Making our Representative Government more Democratic is not Mob Rule
Direct democracy, rule by simple majority, is dangerous and unworkable. Maximizing the democratic aspects of representative politics places the people close to power while protecting minority rights.
In response to the article, Demand to Become More Universally Democratic Now!, a commenter accused me of arguing for mob rule. They claimed, incorrectly, that the governance policies I am advocating for are a form of direct democracy. Any argument for reducing the power of a select few in order to bring that power to all citizens is immediately attacked by those few protecting their power.
While I am in no form suggesting the United States become a direct democracy, I am absolutely advocating for the maximum version of Universal Liberalism and representation we were promised. Arguing over who gets to vote is a convenient distraction from governing ourselves. The argument over who votes is on its own quite destructive to real people’s lives.
We will give the commenter the benefit of the doubt and imagine they are arguing that maximizing the one person one vote principle of democratic representation would lead to mob rule.
With that good faith, I counter, what is wrong with an affirmative and automatic right to vote for every citizen?
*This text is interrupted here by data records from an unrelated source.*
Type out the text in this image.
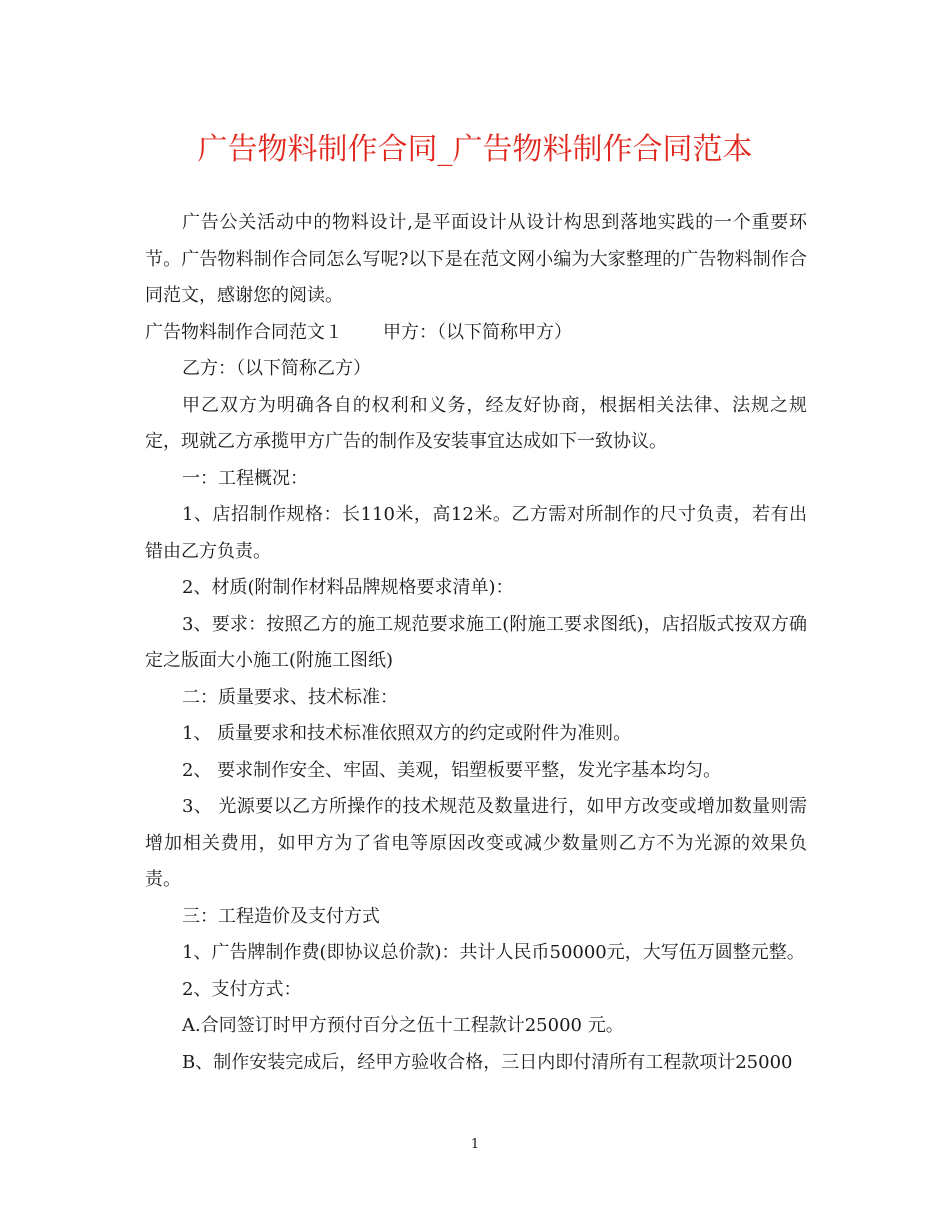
广告物料制作合同_广告物料制作合同范本

广告公关活动中的物料设计,是平面设计从设计构思到落地实践的一个重要环节。广告物料制作合同怎么写呢?以下是在范文网小编为大家整理的广告物料制作合同范文，感谢您的阅读。

广告物料制作合同范文１ 甲方：（以下简称甲方）

乙方：（以下简称乙方）

甲乙双方为明确各自的权利和义务，经友好协商，根据相关法律、法规之规定，现就乙方承揽甲方广告的制作及安装事宜达成如下一致协议。

一：工程概况：

1、店招制作规格：长110米，高12米。乙方需对所制作的尺寸负责，若有出错由乙方负责。

2、材质(附制作材料品牌规格要求清单)：

3、要求：按照乙方的施工规范要求施工(附施工要求图纸)，店招版式按双方确定之版面大小施工(附施工图纸)

二：质量要求、技术标准：

1、 质量要求和技术标准依照双方的约定或附件为准则。

2、 要求制作安全、牢固、美观，铝塑板要平整，发光字基本均匀。

3、 光源要以乙方所操作的技术规范及数量进行，如甲方改变或增加数量则需增加相关费用，如甲方为了省电等原因改变或减少数量则乙方不为光源的效果负责。

三：工程造价及支付方式

1、广告牌制作费(即协议总价款)：共计人民币50000元，大写伍万圆整元整。

2、支付方式：

A.合同签订时甲方预付百分之伍十工程款计25000 元。

B、制作安装完成后，经甲方验收合格，三日内即付清所有工程款项计25000

1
I cannot think of an argument against the proposition that would lead to less liberty. Instead of arguing over who, how and when to vote, an affirmative and automatic right to vote enables the citizenry to focus on the policies that effect our lives and happiness. Seems like more liberty and freedom to me.
How does gerrymandering makes us a more free people with maximum liberty to govern ourselves? I have thought long and hard on that question and cannot figure out the public benefit to you and me of the gerrymander. The gerrymander allows the politicians to pick their pool of voters, instead of the voters picking their politicians. Bar the gerrymander, as it was outlawed until 1929, and the people get the keys back to the People’s House, a win for representation, liberty and freedom.
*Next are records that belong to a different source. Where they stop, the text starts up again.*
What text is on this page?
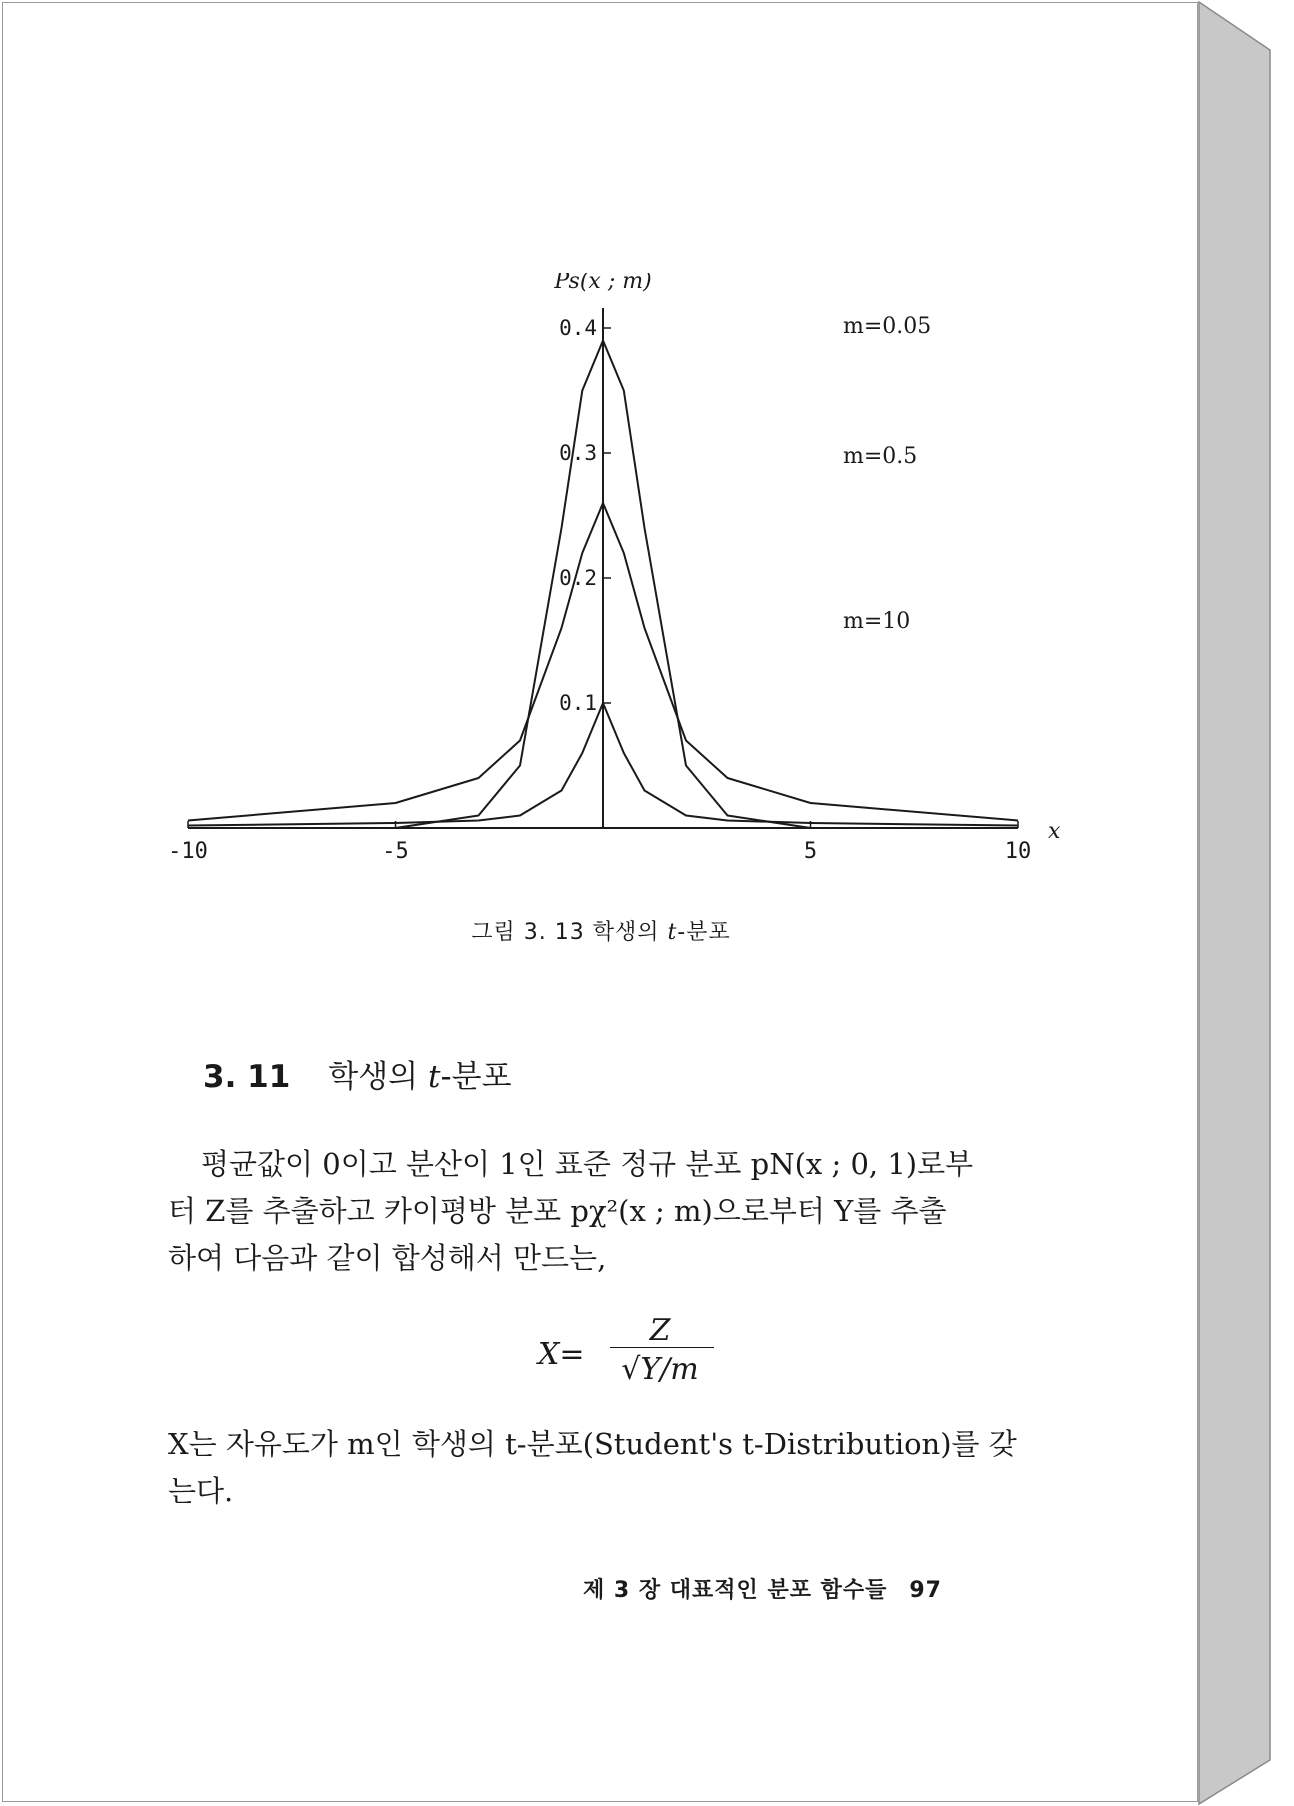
0.1
0.2
0.3
0.4
-10	-5	5	10
x
Ps(x ; m)
m=0.05
m=0.5
m=10
그림 3. 13 학생의 t-분포
3. 11 학생의 t-분포
평균값이 0이고 분산이 1인 표준 정규 분포 pN(x ; 0, 1)로부
터 Z를 추출하고 카이평방 분포 pχ²(x ; m)으로부터 Y를 추출
하여 다음과 같이 합성해서 만드는,
X=
Z
√Y/m
X는 자유도가 m인 학생의 t-분포(Student's t-Distribution)를 갖
는다.
제 3 장 대표적인 분포 함수들 97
For nearly 120 years Congress grew every decade as the population grew. What did stopping the expansion of Congress in 1929 do to help the people be better represented? Nothing, it did nothing except to make the 435 representatives more powerful and less representative each year since.
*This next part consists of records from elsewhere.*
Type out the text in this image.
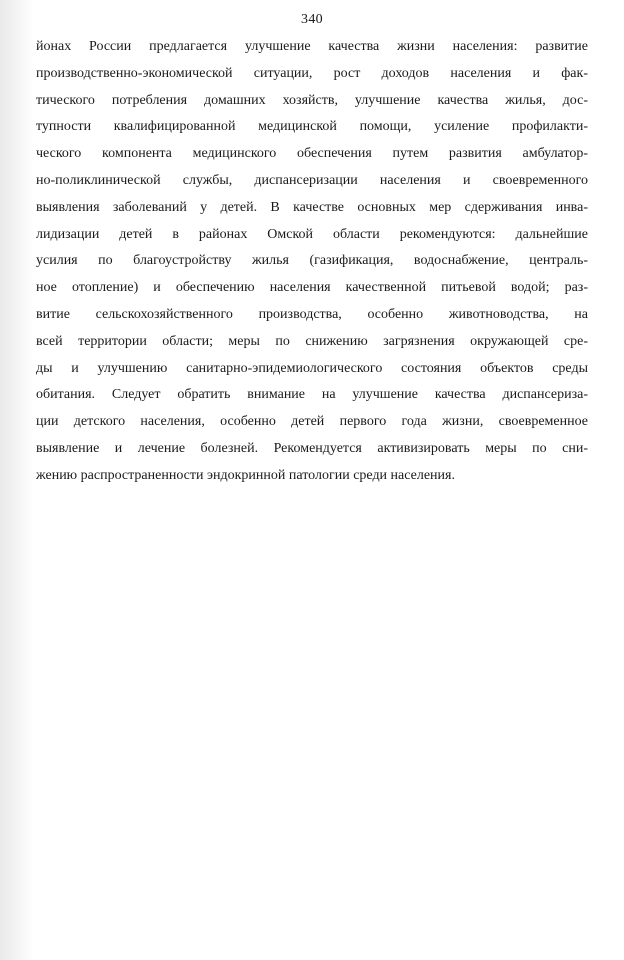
340
йонах России предлагается улучшение качества жизни населения: развитие
производственно-экономической ситуации, рост доходов населения и фак-
тического потребления домашних хозяйств, улучшение качества жилья, дос-
тупности квалифицированной медицинской помощи, усиление профилакти-
ческого компонента медицинского обеспечения путем развития амбулатор-
но-поликлинической службы, диспансеризации населения и своевременного
выявления заболеваний у детей. В качестве основных мер сдерживания инва-
лидизации детей в районах Омской области рекомендуются: дальнейшие
усилия по благоустройству жилья (газификация, водоснабжение, централь-
ное отопление) и обеспечению населения качественной питьевой водой; раз-
витие сельскохозяйственного производства, особенно животноводства, на
всей территории области; меры по снижению загрязнения окружающей сре-
ды и улучшению санитарно-эпидемиологического состояния объектов среды
обитания. Следует обратить внимание на улучшение качества диспансериза-
ции детского населения, особенно детей первого года жизни, своевременное
выявление и лечение болезней. Рекомендуется активизировать меры по сни-
жению распространенности эндокринной патологии среди населения.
In 1929, the population of the US was 122 million residents, exactly 1/3 the population of today. Tripling the size of the House returns the residents to representation ratio back to 257,000 to 1, the same as in 1929. Arguably, the original intent of the system, even when only propertied men of European descent could vote, was for the district representative to have a pretty close relation to everyone in their district. We must return to that close proximity to maintain our liberty and freedom.
The Electoral College is a tool of minoritarianism. We can do better, exactly like when we switched to the direct election of Senators. Choosing the President and Vice President by direct vote is by no means direct democracy. It is absolutely the most democratic manner of electing our representative executive.
The Senate continues to follow its original purpose as another tool of minoritarianism, especially with the current filibuster rule. Any filibuster is extra-constitutional. The Senate simply decided in its own rules to include the filibuster in order to make change nearly impossible, the ultimate tool of the minority. At the very least, the current 60-vote threshold for a piece of legislation to be considered in the Senate must go.
The original talking filibuster, to slow down legislation, is a legitimate tool of deliberation. The difference of one Senator slowing down legislation versus a minority of 41 Senators stopping legislation altogether is the difference between minority rule and a healthy democratic representation that works deliberatively for a majority of the people.
The radical idea of reducing the Senate’s minoritarianism even further by making the upper chamber a vetoer of lower chamber legislation instead of a partner would, when combined with the direct election of the President and Vice President, create the most democratic version of our three branched, bi-cameral governing experiment.
This is our government. Maximizing participation is not direct democracy, nor is it mob rule. Making voting an affirmed right and automatic process along with making our representative bodies closer to the people by expanding the size of the House, ending the Senate filibuster and directly electing the President and Vice President would take the ideals our Founders left us with (but they themselves did not universally believe in) and finally turn them into realities to universally maximize our individual and collective liberties and freedoms.